Fig. 2 : distribution des « bien joué » (minutage en abscisse)
Fig.3 : Les bien joué en attaque et en défense
Le « Bien jouééé » employé dans deux situations
Au delà de l’observation des données, il convient de dépasser la lecture empirique par une tentative d’explication. Le SMC a connu une rencontre difficile. Comme on dit dans le milieu « on s’est fait bouffer ». Songez par exemple que les Caennais n’ont fait que 230 passes contre 764 pour les locaux. Par ailleurs : 23% de possession, seulement 27% des duels gagnés, 0 corner, 18 dégagements en défense…. Il faut alors distinguer 2 caractères aux « bien joué » :
- Le bien joué contextuel : c’est un « bien joué » d’encouragement selon l’état du score qui se manifeste le plus souvent en défense lorsqu’il faut tenir.
- Le bien joué situationnel : ce « bien joué » se caractérise par la proximité géographique du coach avec les joueurs.
Nous avançons donc l’hypothèse explicative qu’un bien joué sera d’autant plus intense et audible par les téléspectateurs qu’il combine les dimensions contextuelle et situationnelle.
Le décalage entre la première mi-temps et le seconde s’explique tout à la fois par un SMC en difficulté (8 bien joué en défense entre la 23ème et la 28ème alors que le SMC est mené 2-1) et la position de la zone technique malherbiste du côté de la défense caennaise (voir figure 4).
Fig. 4 : la zone technique du banc malherbiste (Pascal Dupraz en bas à droite).
Pour une science des « bien jouééé »
L’analyse des « bien jouééé » permet de mieux comprendre la manifestation du phénomène.
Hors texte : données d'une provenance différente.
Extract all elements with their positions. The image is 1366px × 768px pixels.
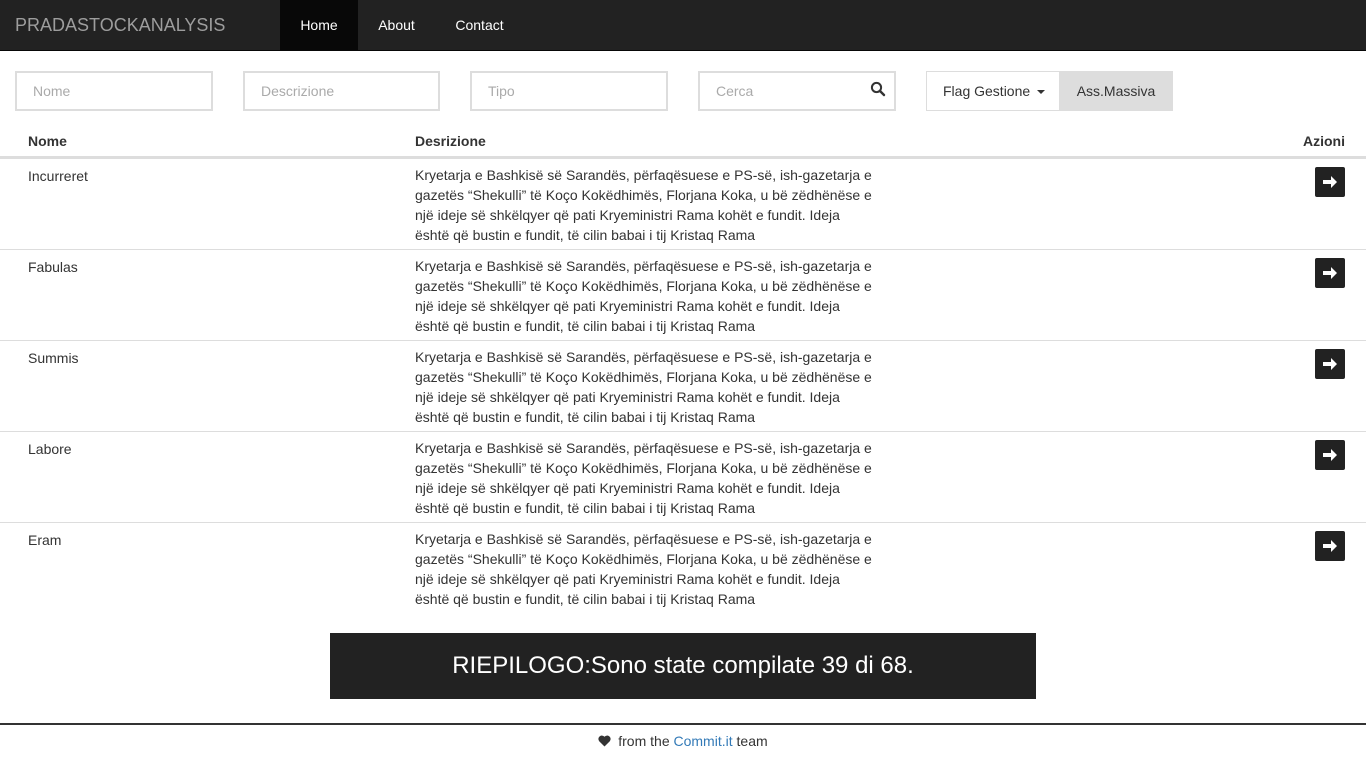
row-action-button[interactable] <box>1315 258 1345 288</box>
row-description: Kryetarja e Bashkisë së Sarandës, përfaq… <box>415 531 872 607</box>
table-row: Fabulas Kryetarja e Bashkisë së Sarandës… <box>0 250 1366 341</box>
nav-about[interactable]: About <box>358 0 435 50</box>
nome-input[interactable] <box>17 73 211 109</box>
ass-massiva-button[interactable]: Ass.Massiva <box>1059 71 1173 111</box>
row-action-button[interactable] <box>1315 167 1345 197</box>
row-name: Labore <box>28 441 72 457</box>
arrow-right-icon <box>1323 176 1337 188</box>
column-header-nome: Nome <box>28 133 67 149</box>
nome-filter <box>15 71 213 111</box>
row-name: Eram <box>28 532 62 548</box>
flag-gestione-dropdown[interactable]: Flag Gestione <box>926 71 1060 111</box>
table-row: Incurreret Kryetarja e Bashkisë së Saran… <box>0 159 1366 250</box>
row-action-button[interactable] <box>1315 349 1345 379</box>
tipo-filter <box>470 71 668 111</box>
descrizione-filter <box>243 71 440 111</box>
arrow-right-icon <box>1323 267 1337 279</box>
brand-logo[interactable]: PRADASTOCKANALYSIS <box>15 0 225 50</box>
footer-suffix: team <box>736 733 768 749</box>
arrow-right-icon <box>1323 449 1337 461</box>
heart-icon <box>598 735 611 747</box>
footer-divider <box>0 723 1366 725</box>
commit-it-link[interactable]: Commit.it <box>674 733 733 749</box>
row-name: Summis <box>28 350 79 366</box>
footer-prefix: from the <box>618 733 670 749</box>
flag-gestione-label: Flag Gestione <box>943 83 1031 99</box>
search-input[interactable] <box>700 73 894 109</box>
descrizione-input[interactable] <box>245 73 438 109</box>
search-icon[interactable] <box>870 81 886 97</box>
row-description: Kryetarja e Bashkisë së Sarandës, përfaq… <box>415 349 872 425</box>
arrow-right-icon <box>1323 540 1337 552</box>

Il se déroule le plus souvent en défense lorsque le coach est proche des ses joueurs.
Pour autant, il serait précipité de tirer des conclusions générale sur la seule base de ce match. Il faudrait en effet reconduire le protocole lors d’un match à domicile et, idéalement, identifier l’intensité et la clarté des « bien joué » lorsque le SMC mène largement au score. Par ailleurs, l’analyse quantitative devrait être complétée par une méthodologie qualitative d’entretiens semi-directifs menés avec l’émetteur (le coach) et les récepteurs (les joueurs) pour comprendre leur vécu sensible du bien joué.